Having Lupus has it's ups and downs. (Wait- who am I kidding- what ups?). The meds I try are crazy, the side effects are nuts and frankly I'm tired. I'm tired of the medical card in my wallet having to be changed every six weeks. I'm tired of wondering if the new symptom is a side effect. But most of all I'm tired of finding a drug that works so well only to have it cause a side effect so unbearable I can't stand it.


Lupus is definately a game changer for me. I quit playing softball, I rest more than I play and just last month I stepped down from a volunteer job that I have loved for 15 years. One of the hardest things I have had to sacrifice because of Lupus. But I know that there will be other opportunities for me to help others that wont cause me and my family the sacrifices I don't want to make.

Lupus is a thorn in my side and yet, because of it I have met new friends. Cried with old ones and been there for those going through this dianosis.
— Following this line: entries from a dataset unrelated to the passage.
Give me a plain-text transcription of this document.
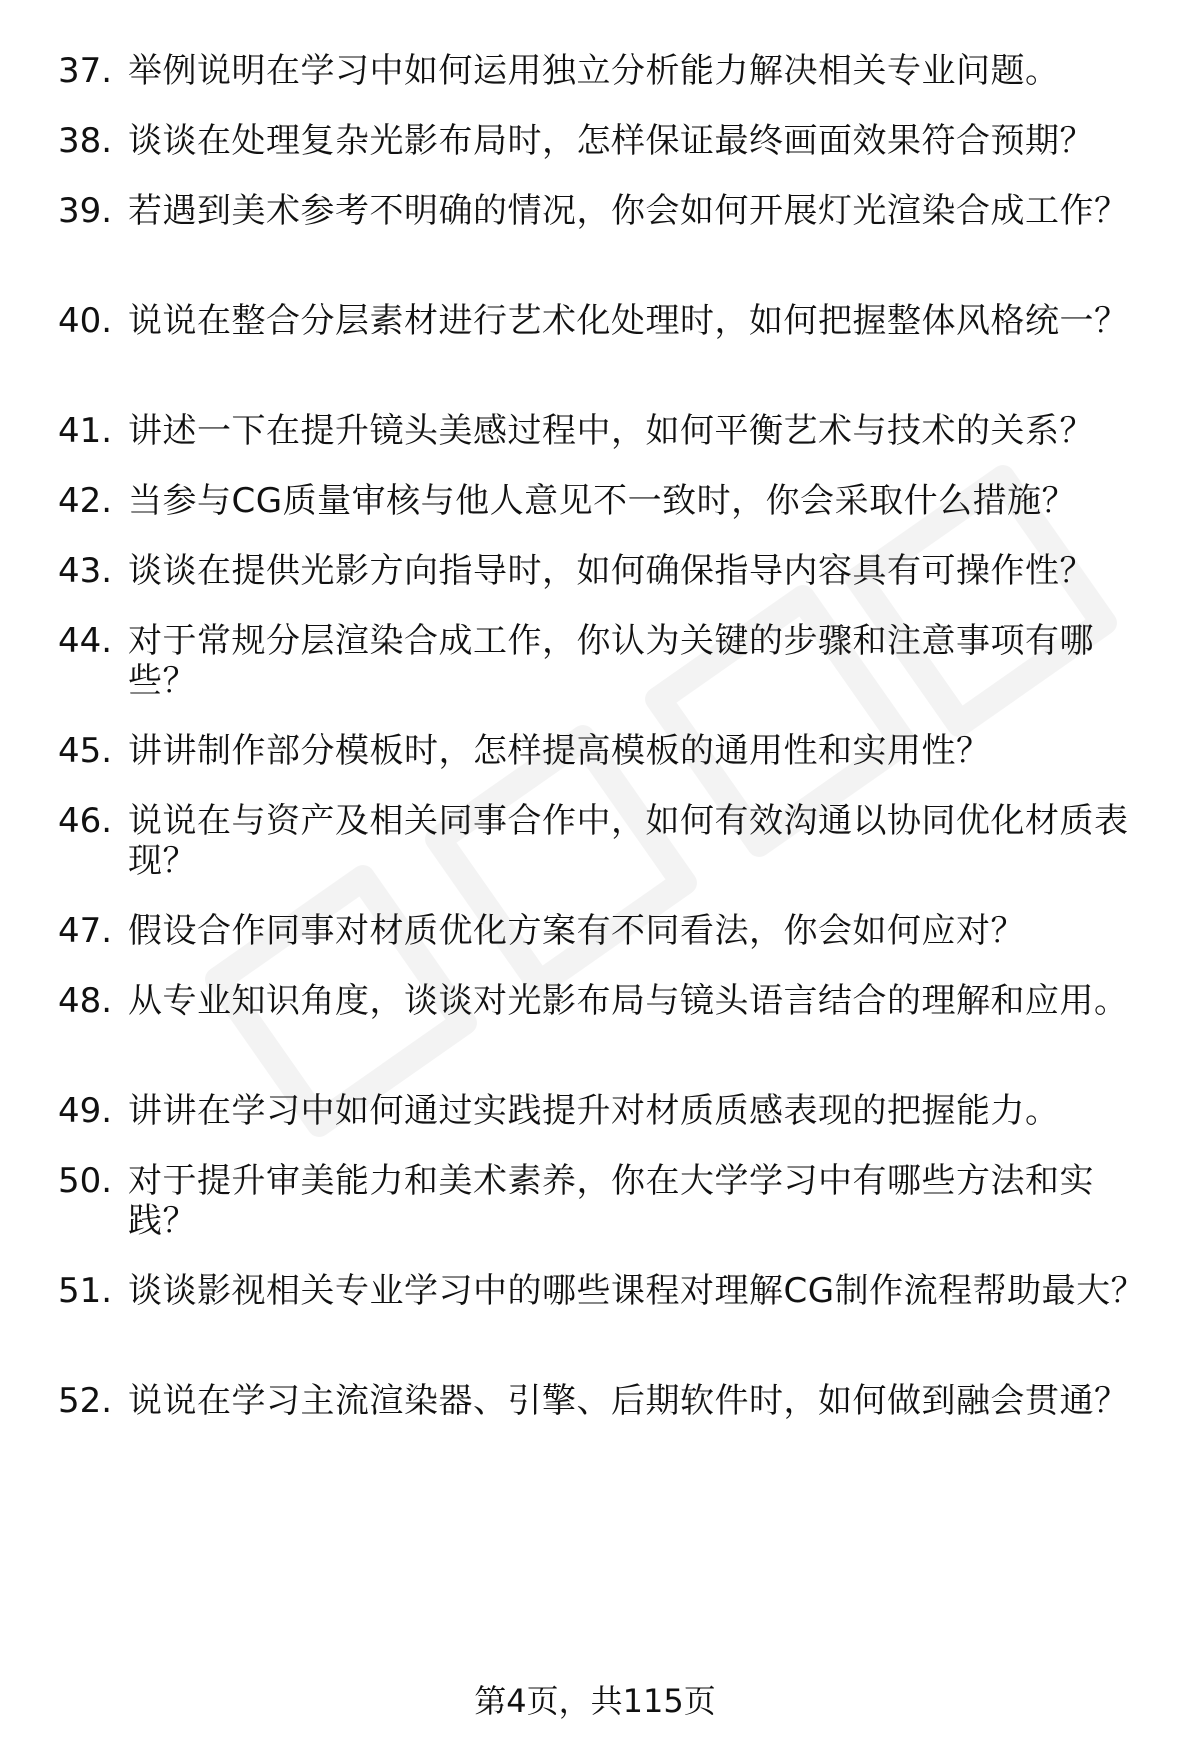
37. 举例说明在学习中如何运用独立分析能力解决相关专业问题。
38. 谈谈在处理复杂光影布局时，怎样保证最终画面效果符合预期？
39. 若遇到美术参考不明确的情况，你会如何开展灯光渲染合成工作？
40. 说说在整合分层素材进行艺术化处理时，如何把握整体风格统一？
41. 讲述一下在提升镜头美感过程中，如何平衡艺术与技术的关系？
42. 当参与CG质量审核与他人意见不一致时，你会采取什么措施？
43. 谈谈在提供光影方向指导时，如何确保指导内容具有可操作性？
44. 对于常规分层渲染合成工作，你认为关键的步骤和注意事项有哪些？
45. 讲讲制作部分模板时，怎样提高模板的通用性和实用性？
46. 说说在与资产及相关同事合作中，如何有效沟通以协同优化材质表现？
47. 假设合作同事对材质优化方案有不同看法，你会如何应对？
48. 从专业知识角度，谈谈对光影布局与镜头语言结合的理解和应用。
49. 讲讲在学习中如何通过实践提升对材质质感表现的把握能力。
50. 对于提升审美能力和美术素养，你在大学学习中有哪些方法和实践？
51. 谈谈影视相关专业学习中的哪些课程对理解CG制作流程帮助最大？
52. 说说在学习主流渲染器、引擎、后期软件时，如何做到融会贯通？
第4页，共115页
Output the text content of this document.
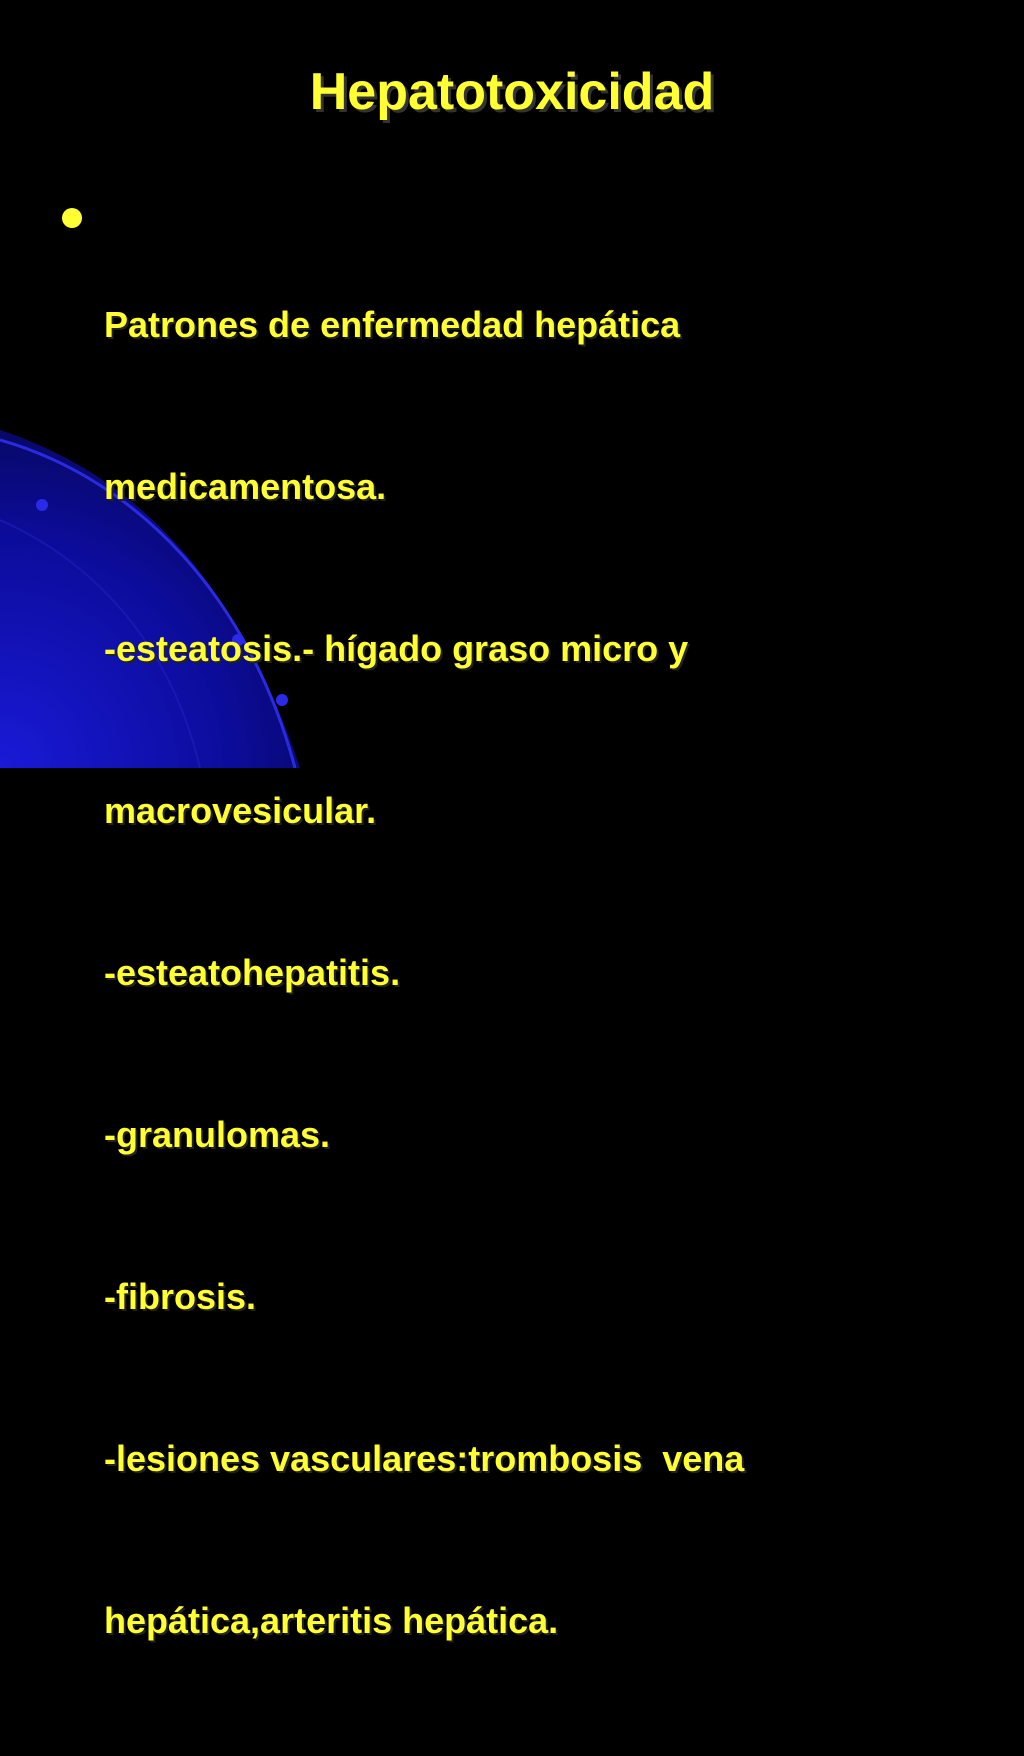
Hepatotoxicidad

Patrones de enfermedad hepática

medicamentosa.

-esteatosis.- hígado graso micro y

macrovesicular.

-esteatohepatitis.

-granulomas.

-fibrosis.

-lesiones vasculares:trombosis  vena

hepática,arteritis hepática.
Bottom line- I love my life. If a cure for Lupus comes I will be first in line, but for now I will hold my head up high and try and do everything I can to just get through my day.

Support system

Last night I was reminded once again what an amazing support system I have. It also reminded me of those that don't have a support system. I don't know how you go through your life without one.

My husband has been at my side through thick and thin. It hasn't been all roses, we have had our ups and downs.

I have a full time job. Mainly, because I have too. I don't mind working, I actually enjoy it most days. My family needs me to have the job. But because I work some days I get home and have nothing left. I collapse on my bed. I try to get up after Dave gets home and help make dinner but 9 times out of 10 he wont let me (Although, this might be because I can't cook). I suffer from guilt. I hate hearing my son giggle in the other room and have no idea what's going on. I hate the idea of feeling like I need to push myself.. but not being able too. I hate the internal battle I have of "Am I really out of energy today" or "Am I just lazy?". It's hard because my mind says go, go, go, but my body says not a chance.

My husband is amazing, he knows when I am at my wits end. He knows when I just need to sit down. He is amazing. I am so thankful for the man that God brought me. I am blessed.